Earlier this year, MSNBC pundit Lawrence O’Donnell defended a “Modern Family” episode in which a four-year-old learns the F-word and can’t stop saying it — bleeped out, of course. “The real parenting responsibility in America is not to try to hide your
child from the real language, but to prepare your children to hear it,” he said in a segment on his show “The Last Word.”
Now, he’s throwing support behind the Supreme Court’s recent ruling that ABC and FOX could not be fined by the FCC for a scene with brief female nudity and some F-bombs dropped by celebrities during awards shows.
“Today, the United States Supreme Court officially and unanimously rewrote what we could say and do and show on television. Now, profanity is okay and nudity is okay, all thanks to Cher,” he said on Friday’s show. Then, in celebration, he decided to air the scene from “NYPD Blue” that the FCC called into question — it shows a brief image of a woman’s buttocks.

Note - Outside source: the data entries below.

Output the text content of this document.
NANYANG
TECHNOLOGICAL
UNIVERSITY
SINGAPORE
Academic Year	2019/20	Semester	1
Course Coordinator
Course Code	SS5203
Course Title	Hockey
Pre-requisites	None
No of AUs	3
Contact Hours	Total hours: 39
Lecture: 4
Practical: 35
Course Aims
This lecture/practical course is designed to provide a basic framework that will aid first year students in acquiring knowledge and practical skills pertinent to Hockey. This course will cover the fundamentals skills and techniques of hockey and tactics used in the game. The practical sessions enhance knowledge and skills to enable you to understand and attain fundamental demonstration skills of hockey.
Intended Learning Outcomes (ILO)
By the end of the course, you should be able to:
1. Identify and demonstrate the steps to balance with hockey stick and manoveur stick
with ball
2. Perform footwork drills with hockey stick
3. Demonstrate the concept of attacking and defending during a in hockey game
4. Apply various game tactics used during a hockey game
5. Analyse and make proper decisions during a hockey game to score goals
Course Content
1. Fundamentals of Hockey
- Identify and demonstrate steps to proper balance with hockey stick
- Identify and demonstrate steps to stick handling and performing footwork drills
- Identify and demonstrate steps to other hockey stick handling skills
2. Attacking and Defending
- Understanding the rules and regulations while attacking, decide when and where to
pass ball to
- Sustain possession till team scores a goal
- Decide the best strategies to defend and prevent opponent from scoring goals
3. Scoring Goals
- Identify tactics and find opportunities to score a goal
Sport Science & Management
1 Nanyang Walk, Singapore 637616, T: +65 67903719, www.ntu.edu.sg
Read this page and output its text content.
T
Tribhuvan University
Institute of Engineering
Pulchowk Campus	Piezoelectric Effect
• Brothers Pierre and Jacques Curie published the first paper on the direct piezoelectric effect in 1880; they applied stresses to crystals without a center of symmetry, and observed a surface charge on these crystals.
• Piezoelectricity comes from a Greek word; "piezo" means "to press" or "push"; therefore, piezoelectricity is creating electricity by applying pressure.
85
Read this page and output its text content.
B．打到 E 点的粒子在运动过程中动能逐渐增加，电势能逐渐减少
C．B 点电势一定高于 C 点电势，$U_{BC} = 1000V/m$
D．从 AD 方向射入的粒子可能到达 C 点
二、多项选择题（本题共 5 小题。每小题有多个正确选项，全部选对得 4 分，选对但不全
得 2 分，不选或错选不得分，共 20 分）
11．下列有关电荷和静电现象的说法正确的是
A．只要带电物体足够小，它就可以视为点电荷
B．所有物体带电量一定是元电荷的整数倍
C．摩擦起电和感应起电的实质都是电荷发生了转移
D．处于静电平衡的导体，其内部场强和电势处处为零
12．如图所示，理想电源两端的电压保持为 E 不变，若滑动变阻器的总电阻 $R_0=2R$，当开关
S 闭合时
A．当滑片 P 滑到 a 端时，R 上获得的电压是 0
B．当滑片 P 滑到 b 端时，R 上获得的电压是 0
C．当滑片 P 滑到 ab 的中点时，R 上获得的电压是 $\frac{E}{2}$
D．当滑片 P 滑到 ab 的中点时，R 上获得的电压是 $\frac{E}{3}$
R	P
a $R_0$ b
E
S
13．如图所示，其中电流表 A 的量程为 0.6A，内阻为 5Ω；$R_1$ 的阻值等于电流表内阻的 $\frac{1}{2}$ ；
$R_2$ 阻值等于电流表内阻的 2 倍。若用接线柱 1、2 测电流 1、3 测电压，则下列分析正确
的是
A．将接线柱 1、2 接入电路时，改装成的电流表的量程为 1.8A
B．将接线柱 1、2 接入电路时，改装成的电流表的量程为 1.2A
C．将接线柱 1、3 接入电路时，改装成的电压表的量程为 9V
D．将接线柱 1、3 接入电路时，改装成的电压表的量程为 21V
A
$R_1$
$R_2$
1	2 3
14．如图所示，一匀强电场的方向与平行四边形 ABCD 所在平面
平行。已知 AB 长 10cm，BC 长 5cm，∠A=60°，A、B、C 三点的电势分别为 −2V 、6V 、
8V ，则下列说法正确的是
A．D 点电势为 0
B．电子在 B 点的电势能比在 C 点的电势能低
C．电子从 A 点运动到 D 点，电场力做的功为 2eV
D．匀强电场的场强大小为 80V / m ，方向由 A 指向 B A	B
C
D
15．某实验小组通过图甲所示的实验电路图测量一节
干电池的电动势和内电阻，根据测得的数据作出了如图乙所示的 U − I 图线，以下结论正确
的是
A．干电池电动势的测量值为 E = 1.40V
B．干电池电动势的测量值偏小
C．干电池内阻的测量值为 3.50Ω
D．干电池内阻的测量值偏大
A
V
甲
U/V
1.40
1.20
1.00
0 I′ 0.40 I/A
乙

Here’s the thing, though. The Supreme Court did not actually rule on the constitutionality of the FCC’s ban on curse words and nudity on broadcast. The reason that ABC and FOX were let off the hook was because the FCC had changed their policies shortly before the segments were broadcast, and the networks weren’t given enough notification that they would be fined for the incidents. The FCC is still free to enforce its ban on profanity and indecency.
Sorry, O’Donnell. The FCC will likely rewrite its policies to be more specific.